On Feb 23, 2009, at 9:56 AM, Matthew West wrote:
Ontologies differ in the way they approach what you think of as intangibles. Some of them have specific things that would claim to be intangible, others do not.
For 4D ontologies like IDEAS and ISO 15926, everything is either a spatio-temporal extent (possible or actual) and sets (including relations).
Thats rather too sweeping. One can have a 4d ontology without being so Calvinist about everything having a physical extension.
So I will not talk for others, but I will say what the list below is from a 4D perspective.
I understand that most intangibles can be associated with a tangible countepart
even the wind, which we cannot touch, is indeed a physical phenomenon
however, things exist that are abstract, ie, do not have physical qualities
I can make a list but surely you can come up with a list too
emotions (okay, sweat and heartbeat are indicators of emotions but not emotions themselves)

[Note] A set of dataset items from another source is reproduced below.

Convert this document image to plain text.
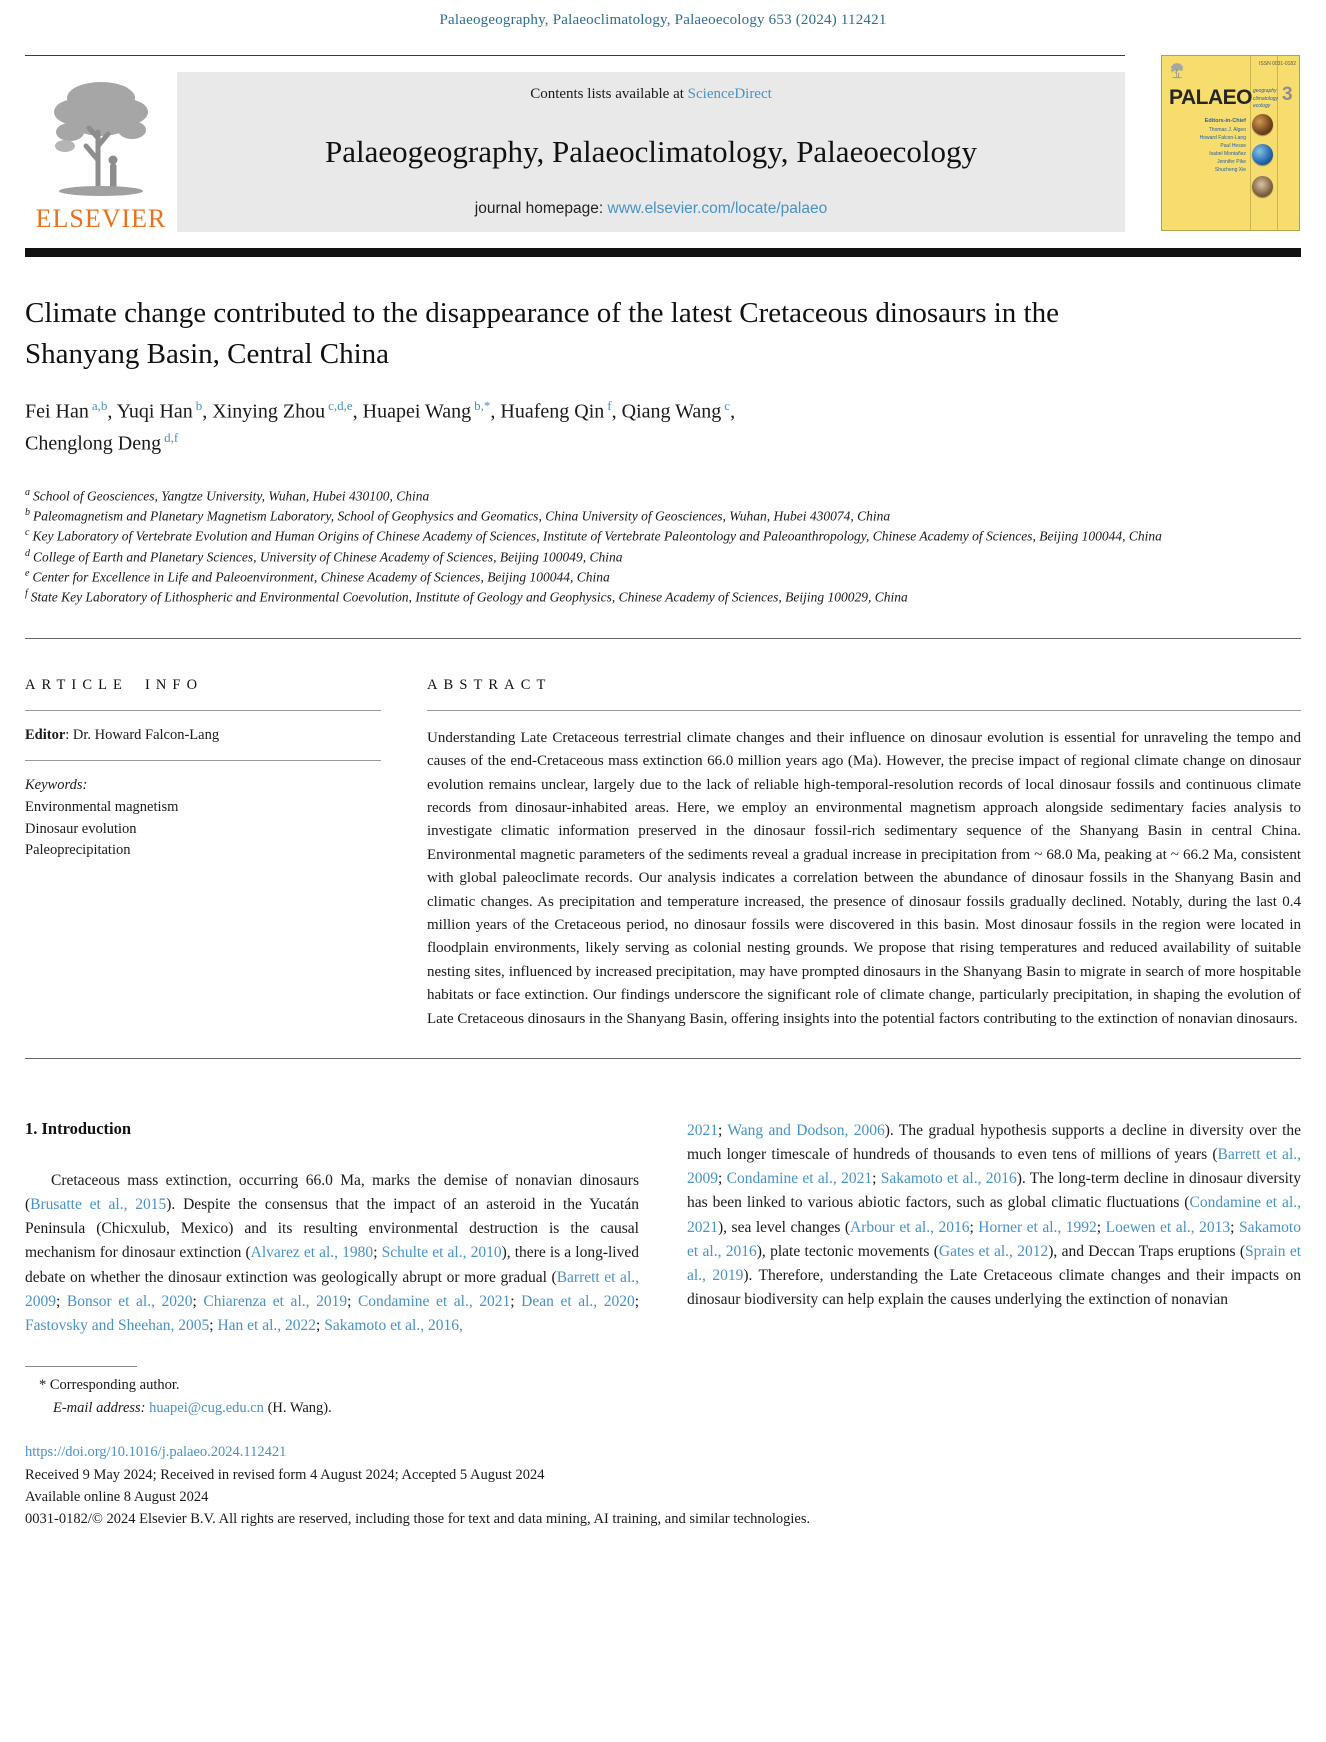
Palaeogeography, Palaeoclimatology, Palaeoecology 653 (2024) 112421
ELSEVIER
Contents lists available at ScienceDirect
Palaeogeography, Palaeoclimatology, Palaeoecology
journal homepage: www.elsevier.com/locate/palaeo
ISSN 0031-0182
PALAEO geography
climatology
ecology
3
Editors-in-Chief
Thomas J. Algeo
Howard Falcon-Lang
Paul Hesse
Isabel Montañez
Jennifer Pike
Shucheng Xie
Climate change contributed to the disappearance of the latest Cretaceous dinosaurs in the Shanyang Basin, Central China
Fei Han $^{a,b}$, Yuqi Han $^b$, Xinying Zhou $^{c,d,e}$, Huapei Wang $^{b,*}$, Huafeng Qin $^f$, Qiang Wang $^c$,
Chenglong Deng $^{d,f}$
$^a$ School of Geosciences, Yangtze University, Wuhan, Hubei 430100, China
$^b$ Paleomagnetism and Planetary Magnetism Laboratory, School of Geophysics and Geomatics, China University of Geosciences, Wuhan, Hubei 430074, China
$^c$ Key Laboratory of Vertebrate Evolution and Human Origins of Chinese Academy of Sciences, Institute of Vertebrate Paleontology and Paleoanthropology, Chinese Academy of Sciences, Beijing 100044, China
$^d$ College of Earth and Planetary Sciences, University of Chinese Academy of Sciences, Beijing 100049, China
$^e$ Center for Excellence in Life and Paleoenvironment, Chinese Academy of Sciences, Beijing 100044, China
$^f$ State Key Laboratory of Lithospheric and Environmental Coevolution, Institute of Geology and Geophysics, Chinese Academy of Sciences, Beijing 100029, China
ARTICLE INFO

Editor: Dr. Howard Falcon-Lang

Keywords:

Environmental magnetism
Dinosaur evolution
Paleoprecipitation
ABSTRACT

Understanding Late Cretaceous terrestrial climate changes and their influence on dinosaur evolution is essential for unraveling the tempo and causes of the end-Cretaceous mass extinction 66.0 million years ago (Ma). However, the precise impact of regional climate change on dinosaur evolution remains unclear, largely due to the lack of reliable high-temporal-resolution records of local dinosaur fossils and continuous climate records from dinosaur-inhabited areas. Here, we employ an environmental magnetism approach alongside sedimentary facies analysis to investigate climatic information preserved in the dinosaur fossil-rich sedimentary sequence of the Shanyang Basin in central China. Environmental magnetic parameters of the sediments reveal a gradual increase in precipitation from ~ 68.0 Ma, peaking at ~ 66.2 Ma, consistent with global paleoclimate records. Our analysis indicates a correlation between the abundance of dinosaur fossils in the Shanyang Basin and climatic changes. As precipitation and temperature increased, the presence of dinosaur fossils gradually declined. Notably, during the last 0.4 million years of the Cretaceous period, no dinosaur fossils were discovered in this basin. Most dinosaur fossils in the region were located in floodplain environments, likely serving as colonial nesting grounds. We propose that rising temperatures and reduced availability of suitable nesting sites, influenced by increased precipitation, may have prompted dinosaurs in the Shanyang Basin to migrate in search of more hospitable habitats or face extinction. Our findings underscore the significant role of climate change, particularly precipitation, in shaping the evolution of Late Cretaceous dinosaurs in the Shanyang Basin, offering insights into the potential factors contributing to the extinction of nonavian dinosaurs.

1. Introduction

Cretaceous mass extinction, occurring 66.0 Ma, marks the demise of nonavian dinosaurs (Brusatte et al., 2015). Despite the consensus that the impact of an asteroid in the Yucatán Peninsula (Chicxulub, Mexico) and its resulting environmental destruction is the causal mechanism for dinosaur extinction (Alvarez et al., 1980; Schulte et al., 2010), there is a long-lived debate on whether the dinosaur extinction was geologically abrupt or more gradual (Barrett et al., 2009; Bonsor et al., 2020; Chiarenza et al., 2019; Condamine et al., 2021; Dean et al., 2020; Fastovsky and Sheehan, 2005; Han et al., 2022; Sakamoto et al., 2016,

2021; Wang and Dodson, 2006). The gradual hypothesis supports a decline in diversity over the much longer timescale of hundreds of thousands to even tens of millions of years (Barrett et al., 2009; Condamine et al., 2021; Sakamoto et al., 2016). The long-term decline in dinosaur diversity has been linked to various abiotic factors, such as global climatic fluctuations (Condamine et al., 2021), sea level changes (Arbour et al., 2016; Horner et al., 1992; Loewen et al., 2013; Sakamoto et al., 2016), plate tectonic movements (Gates et al., 2012), and Deccan Traps eruptions (Sprain et al., 2019). Therefore, understanding the Late Cretaceous climate changes and their impacts on dinosaur biodiversity can help explain the causes underlying the extinction of nonavian

* Corresponding author.

E-mail address: huapei@cug.edu.cn (H. Wang).

https://doi.org/10.1016/j.palaeo.2024.112421

Received 9 May 2024; Received in revised form 4 August 2024; Accepted 5 August 2024

Available online 8 August 2024

0031-0182/© 2024 Elsevier B.V. All rights are reserved, including those for text and data mining, AI training, and similar technologies.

[MW] This is usually some sort of plan of how things could be, so we are into possible worlds (or John’s version of them)

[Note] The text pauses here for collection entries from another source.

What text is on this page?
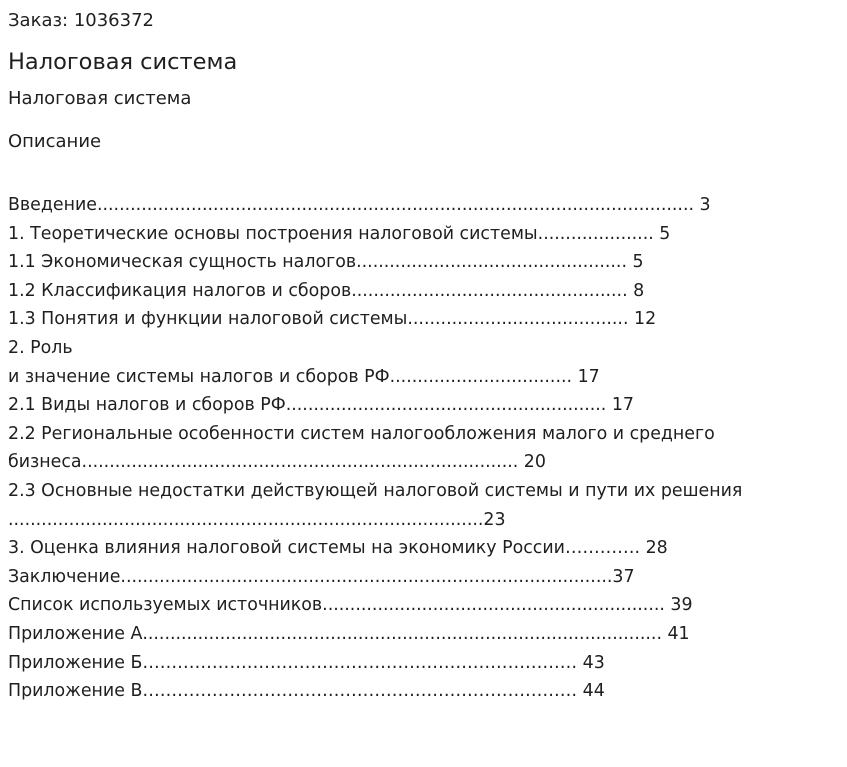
Заказ: 1036372
Налоговая система
Налоговая система
Описание
Введение............................................................................................................ 3
1. Теоретические основы построения налоговой системы..................... 5
1.1 Экономическая сущность налогов................................................. 5
1.2 Классификация налогов и сборов.................................................. 8
1.3 Понятия и функции налоговой системы........................................ 12
2. Роль
и значение системы налогов и сборов РФ................................. 17
2.1 Виды налогов и сборов РФ.......................................................... 17
2.2 Региональные особенности систем налогообложения малого и среднего
бизнеса............................................................................... 20
2.3 Основные недостатки действующей налоговой системы и пути их решения
......................................................................................23
3. Оценка влияния налоговой системы на экономику России…………. 28
Заключение.........................................................................................37
Список используемых источников.............................................................. 39
Приложение А.............................................................................................. 41
Приложение Б………………………………………………………………… 43
Приложение В………………………………………………………………… 44
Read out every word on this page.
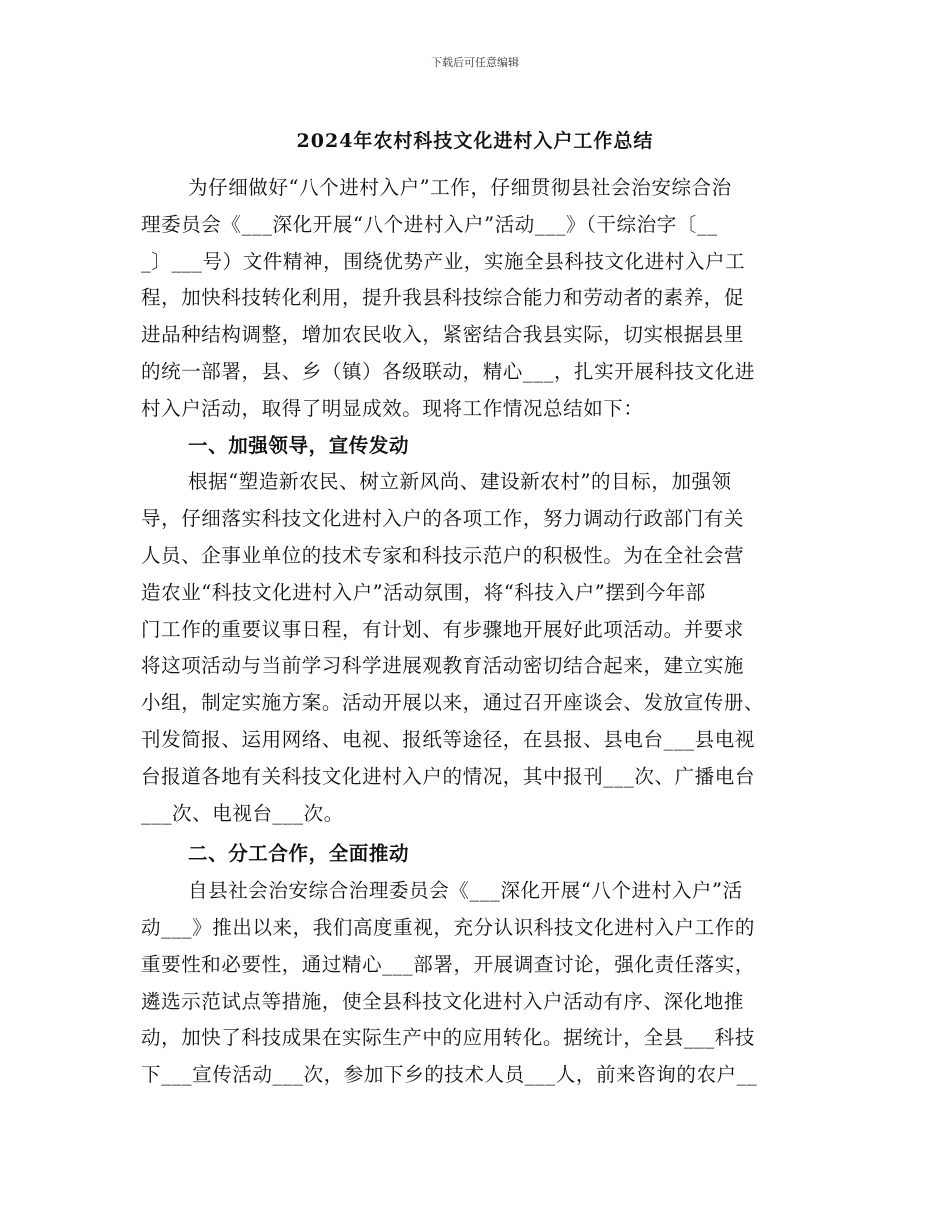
下载后可任意编辑
2024年农村科技文化进村入户工作总结
为仔细做好“八个进村入户”工作，仔细贯彻县社会治安综合治
理委员会《___深化开展“八个进村入户”活动___》（干综治字〔__
_〕___号）文件精神，围绕优势产业，实施全县科技文化进村入户工
程，加快科技转化利用，提升我县科技综合能力和劳动者的素养，促
进品种结构调整，增加农民收入，紧密结合我县实际，切实根据县里
的统一部署，县、乡（镇）各级联动，精心___，扎实开展科技文化进
村入户活动，取得了明显成效。现将工作情况总结如下：
一、加强领导，宣传发动
根据“塑造新农民、树立新风尚、建设新农村”的目标，加强领
导，仔细落实科技文化进村入户的各项工作，努力调动行政部门有关
人员、企事业单位的技术专家和科技示范户的积极性。为在全社会营
造农业“科技文化进村入户”活动氛围，将“科技入户”摆到今年部
门工作的重要议事日程，有计划、有步骤地开展好此项活动。并要求
将这项活动与当前学习科学进展观教育活动密切结合起来，建立实施
小组，制定实施方案。活动开展以来，通过召开座谈会、发放宣传册、
刊发简报、运用网络、电视、报纸等途径，在县报、县电台___县电视
台报道各地有关科技文化进村入户的情况，其中报刊___次、广播电台
___次、电视台___次。
二、分工合作，全面推动
自县社会治安综合治理委员会《___深化开展“八个进村入户”活
动___》推出以来，我们高度重视，充分认识科技文化进村入户工作的
重要性和必要性，通过精心___部署，开展调查讨论，强化责任落实，
遴选示范试点等措施，使全县科技文化进村入户活动有序、深化地推
动，加快了科技成果在实际生产中的应用转化。据统计，全县___科技
下___宣传活动___次，参加下乡的技术人员___人，前来咨询的农户__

[MW] Thinking is an activity that goes on in a spatio-temporal location, and a thought is presumably the result of this, and is a state of, perhaps part of, someone’s brain.

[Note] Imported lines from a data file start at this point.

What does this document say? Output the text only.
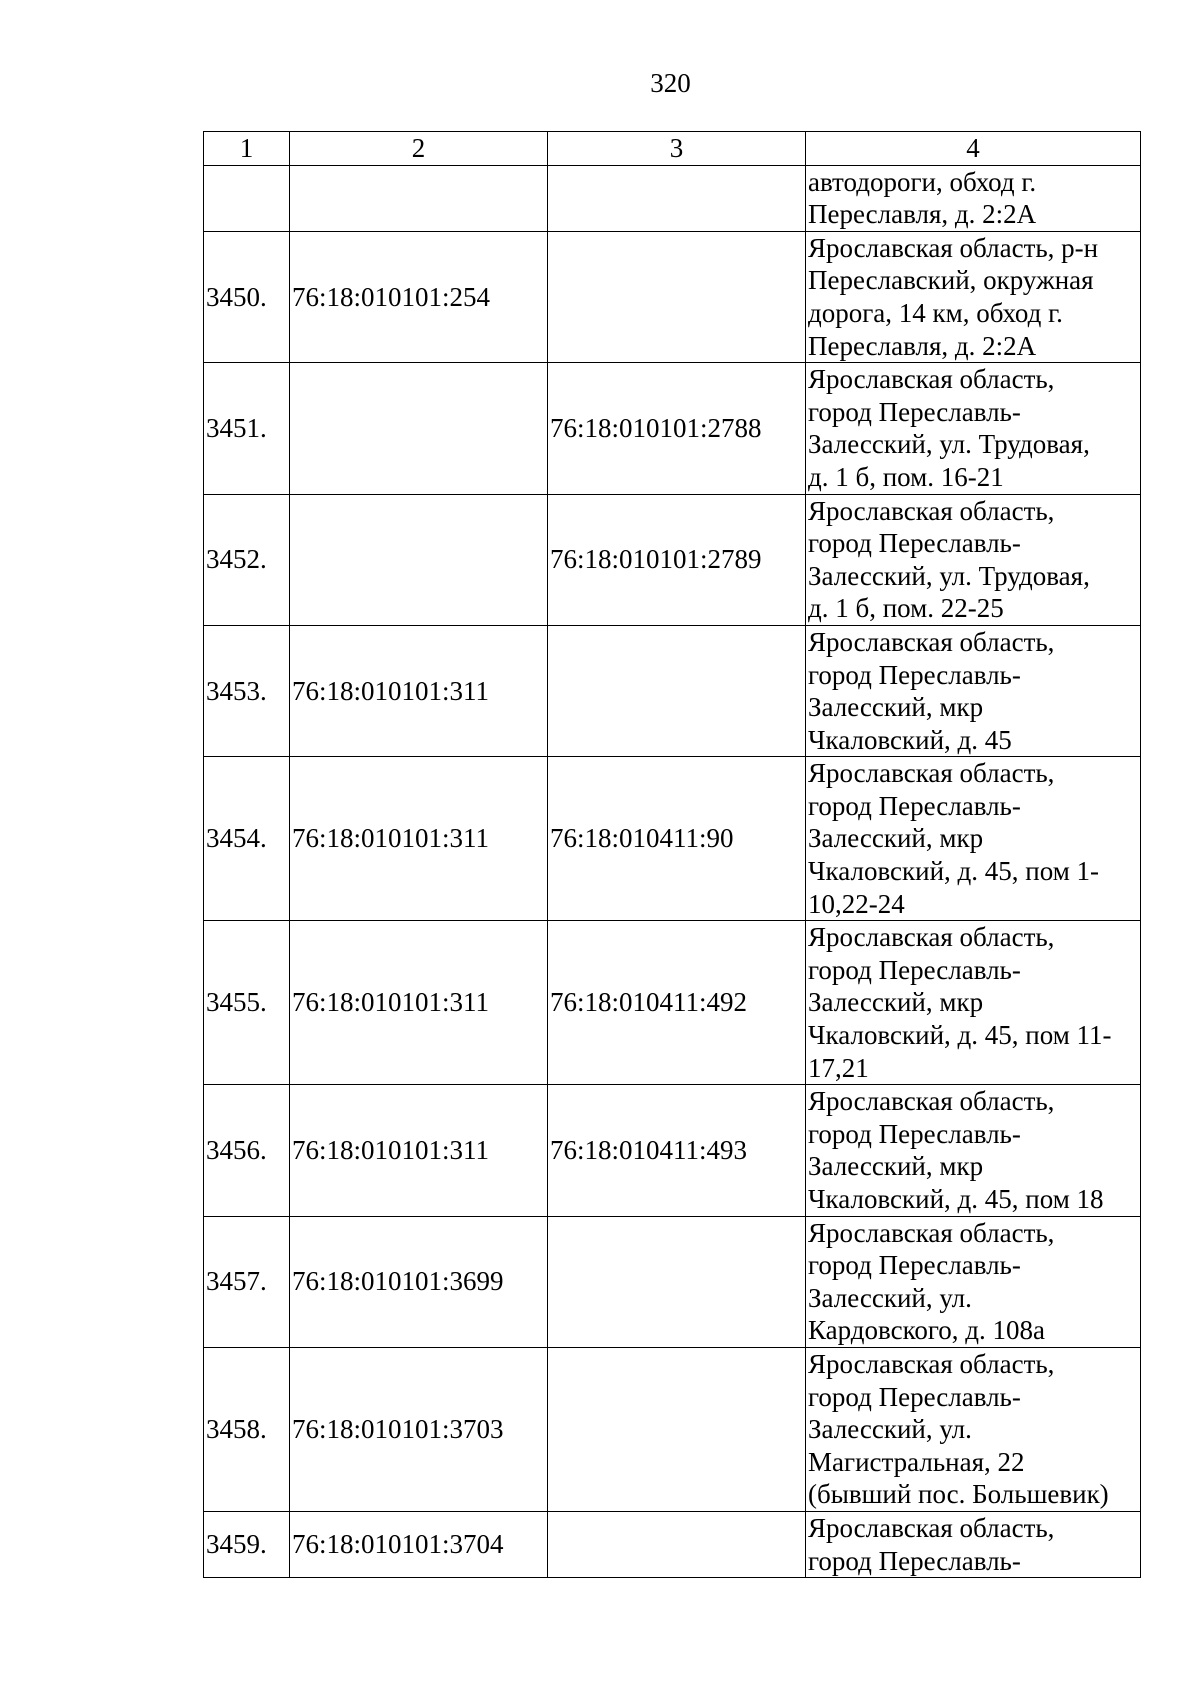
320
1	2	3	4

			автодороги, обход г.
Переславля, д. 2:2А

3450.	76:18:010101:254		Ярославская область, р-н
Переславский, окружная
дорога, 14 км, обход г.
Переславля, д. 2:2А

3451.		76:18:010101:2788	Ярославская область,
город Переславль-
Залесский, ул. Трудовая,
д. 1 б, пом. 16-21

3452.		76:18:010101:2789	Ярославская область,
город Переславль-
Залесский, ул. Трудовая,
д. 1 б, пом. 22-25

3453.	76:18:010101:311		Ярославская область,
город Переславль-
Залесский, мкр
Чкаловский, д. 45

3454.	76:18:010101:311	76:18:010411:90	Ярославская область,
город Переславль-
Залесский, мкр
Чкаловский, д. 45, пом 1-
10,22-24

3455.	76:18:010101:311	76:18:010411:492	Ярославская область,
город Переславль-
Залесский, мкр
Чкаловский, д. 45, пом 11-
17,21

3456.	76:18:010101:311	76:18:010411:493	Ярославская область,
город Переславль-
Залесский, мкр
Чкаловский, д. 45, пом 18

3457.	76:18:010101:3699		Ярославская область,
город Переславль-
Залесский, ул.
Кардовского, д. 108а

3458.	76:18:010101:3703		Ярославская область,
город Переславль-
Залесский, ул.
Магистральная, 22
(бывший пос. Большевик)

3459.	76:18:010101:3704		Ярославская область,
город Переславль-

Even if this is true, (which is highly debatable) thoughts also have content. They can be about things. How do you account for this?
[MW] Beliefs would usually be about rules that are followed.
Beliefs are usually about rules?? You have GOT to be kidding.
So the rules would be around some classes, and the belief part is about how someone views those rules.
Let me add to Paola's list:
symbols (for example, the semaphore sign for the letter "E", or the British naval 'blue peter' flag design, which means that the ship is embarking.)